Layered Shadows for Depth
Real-world objects cast complex shadows — a small, dark shadow close to the object for contact, and a larger, lighter shadow for ambient light. Material Design formalized this with its elevation system, which uses multiple shadow layers at each depth level. A typical Material card shadow uses two layers: a small, sharp shadow for the key light, and a larger, diffuse shadow for ambient light. This technique produces shadows that look believable at any background color. Use the Layered mode in this generator to experiment with multi-layer compositions.

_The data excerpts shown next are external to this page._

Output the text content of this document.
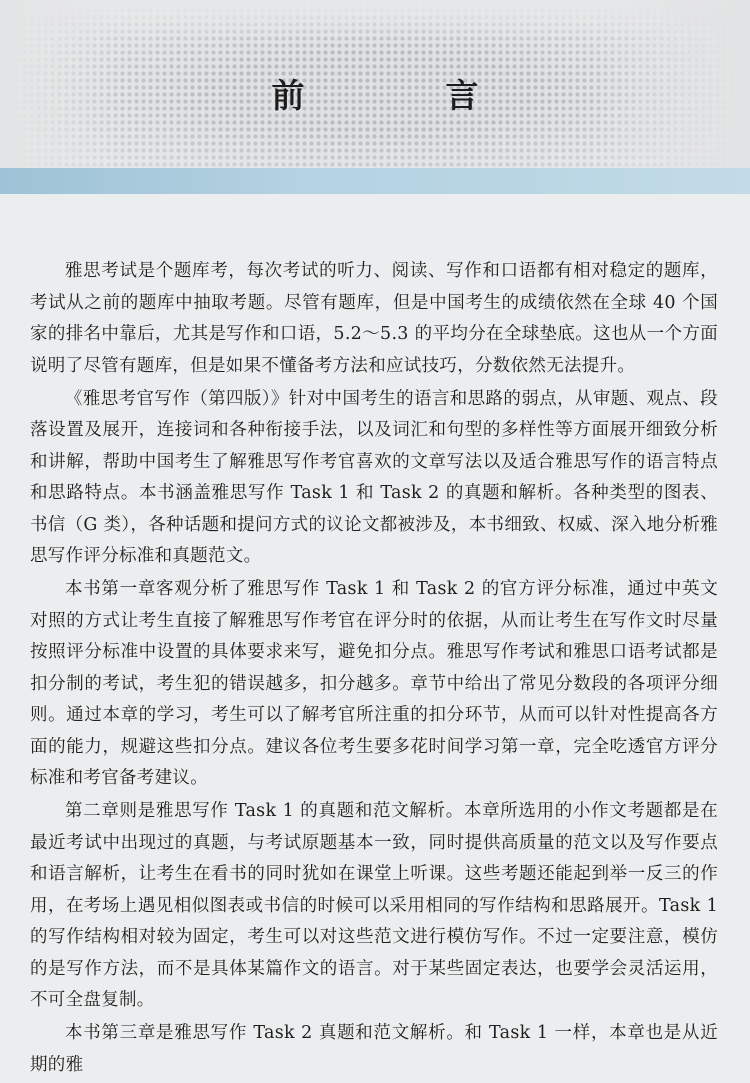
前　言

雅思考试是个题库考，每次考试的听力、阅读、写作和口语都有相对稳定的题库，考试从之前的题库中抽取考题。尽管有题库，但是中国考生的成绩依然在全球 40 个国家的排名中靠后，尤其是写作和口语，5.2～5.3 的平均分在全球垫底。这也从一个方面说明了尽管有题库，但是如果不懂备考方法和应试技巧，分数依然无法提升。

《雅思考官写作（第四版）》针对中国考生的语言和思路的弱点，从审题、观点、段落设置及展开，连接词和各种衔接手法，以及词汇和句型的多样性等方面展开细致分析和讲解，帮助中国考生了解雅思写作考官喜欢的文章写法以及适合雅思写作的语言特点和思路特点。本书涵盖雅思写作 Task 1 和 Task 2 的真题和解析。各种类型的图表、书信（G 类），各种话题和提问方式的议论文都被涉及，本书细致、权威、深入地分析雅思写作评分标准和真题范文。

本书第一章客观分析了雅思写作 Task 1 和 Task 2 的官方评分标准，通过中英文对照的方式让考生直接了解雅思写作考官在评分时的依据，从而让考生在写作文时尽量按照评分标准中设置的具体要求来写，避免扣分点。雅思写作考试和雅思口语考试都是扣分制的考试，考生犯的错误越多，扣分越多。章节中给出了常见分数段的各项评分细则。通过本章的学习，考生可以了解考官所注重的扣分环节，从而可以针对性提高各方面的能力，规避这些扣分点。建议各位考生要多花时间学习第一章，完全吃透官方评分标准和考官备考建议。

第二章则是雅思写作 Task 1 的真题和范文解析。本章所选用的小作文考题都是在最近考试中出现过的真题，与考试原题基本一致，同时提供高质量的范文以及写作要点和语言解析，让考生在看书的同时犹如在课堂上听课。这些考题还能起到举一反三的作用，在考场上遇见相似图表或书信的时候可以采用相同的写作结构和思路展开。Task 1 的写作结构相对较为固定，考生可以对这些范文进行模仿写作。不过一定要注意，模仿的是写作方法，而不是具体某篇作文的语言。对于某些固定表达，也要学会灵活运用，不可全盘复制。

本书第三章是雅思写作 Task 2 真题和范文解析。和 Task 1 一样，本章也是从近期的雅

Popular Shadow Presets Explained
- Material: Two-layer system using very dark rgba shadows — one sharp for direct light, one soft for ambient
- Soft: Large blur, minimal offset, low opacity — used in modern card designs and modals
- Sharp: Zero blur radius — crisp, geometric shadows like print design
- Neon: Colored shadow matching the element's background color — creates a glowing halo effect
- Glassmorphism: Subtle inner glow combined with a soft outer shadow — pairs with backdrop-filter blur
Performance Considerations
Box shadows are GPU-accelerated in modern browsers, but very large or blurry shadows on many elements can still affect rendering performance, especially during animations. If you are animating box shadows, consider using opacity or transform transitions instead, with pseudo-elements that already have the shadow applied. This avoids triggering layout recalculation on each frame. For text elements, use the text-shadow generator instead — it follows the text shape rather than the element box.